Green grass will go brown next year, and in the long run, vast areas of lawn will probably disappear permanently as Californians adjust to aridification. 

“I see communities prioritizing socially functional turf versus non-functional turf,” said Dan Drugan, a spokesperson for the Calleguas Municipal Water District, which supplies, among other towns, for Thousand Oaks and Simi Valley.  

In October, the Metropolitan Water District passed a resolution encouraging communities “to reduce or eliminate irrigation of non-functional turf with potable water.” This followed a May, 2022 emergency order from the State Water Resources Control Board banning non-functional turf irrigation with potable water on commercial, institutional and industrial properties statewide. The Pacific Institute has calculated that such efforts could save California as much as 400,000 acre-feet of water annually. 

But no matter how tight the state’s water supplies get, keeping urban trees alive will probably be a priority. 

“We’re seeing, in all urban areas, a frantic effort to conserve urban forests,” Mount said, noting that urban trees provide shade, reduced ground-level temperatures and natural water treatment services.

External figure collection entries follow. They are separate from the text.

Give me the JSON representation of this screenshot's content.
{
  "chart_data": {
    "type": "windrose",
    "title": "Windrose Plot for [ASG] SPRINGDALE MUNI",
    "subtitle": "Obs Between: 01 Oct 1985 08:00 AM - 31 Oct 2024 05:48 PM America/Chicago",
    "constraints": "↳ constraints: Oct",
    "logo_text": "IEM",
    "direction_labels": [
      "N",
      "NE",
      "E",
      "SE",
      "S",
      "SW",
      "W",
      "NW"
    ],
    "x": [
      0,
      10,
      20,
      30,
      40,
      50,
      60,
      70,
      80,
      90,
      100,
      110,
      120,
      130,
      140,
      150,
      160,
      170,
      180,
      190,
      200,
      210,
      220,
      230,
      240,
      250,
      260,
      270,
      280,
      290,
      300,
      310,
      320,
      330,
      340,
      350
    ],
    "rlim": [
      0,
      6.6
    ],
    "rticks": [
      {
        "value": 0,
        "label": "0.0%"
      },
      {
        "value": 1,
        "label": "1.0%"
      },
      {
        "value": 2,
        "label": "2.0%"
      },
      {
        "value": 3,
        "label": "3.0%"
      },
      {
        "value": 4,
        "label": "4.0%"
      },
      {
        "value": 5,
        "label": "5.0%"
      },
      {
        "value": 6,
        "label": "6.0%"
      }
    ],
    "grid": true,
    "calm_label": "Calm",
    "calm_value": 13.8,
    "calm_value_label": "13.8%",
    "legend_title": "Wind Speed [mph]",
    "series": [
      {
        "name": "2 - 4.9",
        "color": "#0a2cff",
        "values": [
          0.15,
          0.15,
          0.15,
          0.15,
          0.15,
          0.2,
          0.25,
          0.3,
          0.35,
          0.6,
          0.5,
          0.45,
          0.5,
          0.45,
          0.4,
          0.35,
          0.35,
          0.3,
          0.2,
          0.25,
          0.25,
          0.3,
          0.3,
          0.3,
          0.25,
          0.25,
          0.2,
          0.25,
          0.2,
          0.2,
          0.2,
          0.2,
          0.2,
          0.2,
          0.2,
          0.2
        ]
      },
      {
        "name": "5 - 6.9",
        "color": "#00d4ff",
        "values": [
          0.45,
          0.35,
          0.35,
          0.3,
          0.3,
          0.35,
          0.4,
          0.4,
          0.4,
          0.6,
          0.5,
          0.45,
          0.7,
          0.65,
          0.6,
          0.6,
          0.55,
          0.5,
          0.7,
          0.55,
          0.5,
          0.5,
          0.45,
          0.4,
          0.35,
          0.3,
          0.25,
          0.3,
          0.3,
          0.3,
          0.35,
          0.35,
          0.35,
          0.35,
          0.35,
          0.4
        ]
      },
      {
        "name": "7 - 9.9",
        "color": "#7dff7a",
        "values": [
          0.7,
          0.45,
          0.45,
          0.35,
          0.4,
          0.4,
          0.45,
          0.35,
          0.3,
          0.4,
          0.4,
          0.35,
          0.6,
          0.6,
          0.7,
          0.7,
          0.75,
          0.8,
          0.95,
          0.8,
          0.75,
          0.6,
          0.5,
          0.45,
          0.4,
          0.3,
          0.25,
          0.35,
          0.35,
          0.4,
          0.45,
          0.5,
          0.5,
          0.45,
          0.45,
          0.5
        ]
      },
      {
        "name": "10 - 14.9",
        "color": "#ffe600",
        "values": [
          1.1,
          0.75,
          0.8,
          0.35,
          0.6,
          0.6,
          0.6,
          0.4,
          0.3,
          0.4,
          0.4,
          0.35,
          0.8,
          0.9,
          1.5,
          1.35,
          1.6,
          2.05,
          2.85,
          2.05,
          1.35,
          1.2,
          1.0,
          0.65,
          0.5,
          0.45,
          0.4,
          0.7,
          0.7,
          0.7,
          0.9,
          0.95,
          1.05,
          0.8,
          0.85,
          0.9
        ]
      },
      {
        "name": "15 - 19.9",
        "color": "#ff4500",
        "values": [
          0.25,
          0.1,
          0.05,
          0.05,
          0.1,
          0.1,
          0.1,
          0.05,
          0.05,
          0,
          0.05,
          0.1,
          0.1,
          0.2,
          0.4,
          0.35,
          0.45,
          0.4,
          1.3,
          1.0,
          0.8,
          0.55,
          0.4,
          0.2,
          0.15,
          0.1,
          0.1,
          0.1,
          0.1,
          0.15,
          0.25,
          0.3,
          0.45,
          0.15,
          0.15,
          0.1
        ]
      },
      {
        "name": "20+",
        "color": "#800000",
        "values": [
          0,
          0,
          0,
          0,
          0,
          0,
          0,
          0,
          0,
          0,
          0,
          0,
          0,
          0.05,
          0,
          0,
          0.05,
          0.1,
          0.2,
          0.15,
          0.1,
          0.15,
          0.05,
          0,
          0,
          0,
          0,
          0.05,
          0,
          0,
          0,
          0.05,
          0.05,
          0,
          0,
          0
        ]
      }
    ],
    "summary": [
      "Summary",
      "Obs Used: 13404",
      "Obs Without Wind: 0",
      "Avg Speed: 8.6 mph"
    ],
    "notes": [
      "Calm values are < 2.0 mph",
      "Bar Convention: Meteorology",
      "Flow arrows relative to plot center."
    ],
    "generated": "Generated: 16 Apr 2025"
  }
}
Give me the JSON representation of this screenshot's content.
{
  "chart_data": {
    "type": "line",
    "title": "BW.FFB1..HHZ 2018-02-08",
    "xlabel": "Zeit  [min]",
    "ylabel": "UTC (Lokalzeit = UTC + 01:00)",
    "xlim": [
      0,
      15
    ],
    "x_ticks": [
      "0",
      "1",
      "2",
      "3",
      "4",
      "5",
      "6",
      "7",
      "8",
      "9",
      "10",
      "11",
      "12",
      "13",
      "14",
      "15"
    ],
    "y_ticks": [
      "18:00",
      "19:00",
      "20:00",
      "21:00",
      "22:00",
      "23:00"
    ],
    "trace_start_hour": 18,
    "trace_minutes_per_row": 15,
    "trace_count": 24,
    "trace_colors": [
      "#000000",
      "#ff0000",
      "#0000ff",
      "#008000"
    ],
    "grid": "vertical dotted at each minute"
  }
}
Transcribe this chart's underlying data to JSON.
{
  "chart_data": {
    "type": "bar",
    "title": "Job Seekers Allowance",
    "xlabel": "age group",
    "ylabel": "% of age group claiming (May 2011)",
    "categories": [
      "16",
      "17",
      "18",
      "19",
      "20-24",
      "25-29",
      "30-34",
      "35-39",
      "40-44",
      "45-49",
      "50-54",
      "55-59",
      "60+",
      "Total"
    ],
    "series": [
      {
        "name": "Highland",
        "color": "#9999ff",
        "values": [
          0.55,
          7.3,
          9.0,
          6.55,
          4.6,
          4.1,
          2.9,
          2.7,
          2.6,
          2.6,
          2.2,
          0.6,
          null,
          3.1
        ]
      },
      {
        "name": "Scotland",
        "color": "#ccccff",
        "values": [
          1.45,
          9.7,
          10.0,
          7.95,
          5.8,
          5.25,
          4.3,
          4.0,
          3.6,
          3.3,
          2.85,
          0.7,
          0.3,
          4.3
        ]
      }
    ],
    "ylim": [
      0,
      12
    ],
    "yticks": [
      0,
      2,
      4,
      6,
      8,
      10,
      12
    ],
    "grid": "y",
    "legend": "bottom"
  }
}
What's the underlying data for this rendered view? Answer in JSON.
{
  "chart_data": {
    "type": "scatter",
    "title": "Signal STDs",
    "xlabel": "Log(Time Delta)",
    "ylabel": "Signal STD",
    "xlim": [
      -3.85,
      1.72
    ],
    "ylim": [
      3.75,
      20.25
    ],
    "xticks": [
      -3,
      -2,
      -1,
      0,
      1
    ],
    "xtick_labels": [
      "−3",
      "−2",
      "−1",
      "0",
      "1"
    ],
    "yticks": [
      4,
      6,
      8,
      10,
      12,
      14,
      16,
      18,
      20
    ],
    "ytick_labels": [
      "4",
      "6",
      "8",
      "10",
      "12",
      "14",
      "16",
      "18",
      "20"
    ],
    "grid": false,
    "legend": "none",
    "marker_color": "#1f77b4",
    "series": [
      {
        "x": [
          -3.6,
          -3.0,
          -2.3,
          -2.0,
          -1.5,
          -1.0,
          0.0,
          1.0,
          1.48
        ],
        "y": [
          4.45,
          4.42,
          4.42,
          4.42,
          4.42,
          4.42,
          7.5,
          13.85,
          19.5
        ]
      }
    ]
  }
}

Even in communities served by Las Virgenes, where much of the water under current restrictions is designated for health and human safety uses, spokesman McNutt expects residents will hand-irrigate with buckets of shower water and pots of kitchen water to keep trees alive.  

“The last thing that anybody wants – anybody – is for the trees to die,” he said.

Mount, who recently eliminated most of his own backyard turf — sparing just a narrow strip for his dogs — said he takes some solace in the fact that green grass remains a prominent feature of institutional landscaping, for it means there is still room to improve. 

“That makes me more sanguine than most about the future,” he said. 

1 Comment

  1. These “lowest common denominator” headlines about drought have got to stop. There will ALWAYS be more demand for water in California than there is water available. The idea that water demand/supply is in any way related to a single storm or series of storms is exactly the kind of mentality that keeps Californians dumbed down on water issues in this state and how they really need to think about and respond to those issues. Why not this as a headline: “Despite copious amounts of precipitation, California’s water woes will never end.” Now you have set the table to educate — which you do in the article, but only for those who actually bother to read it.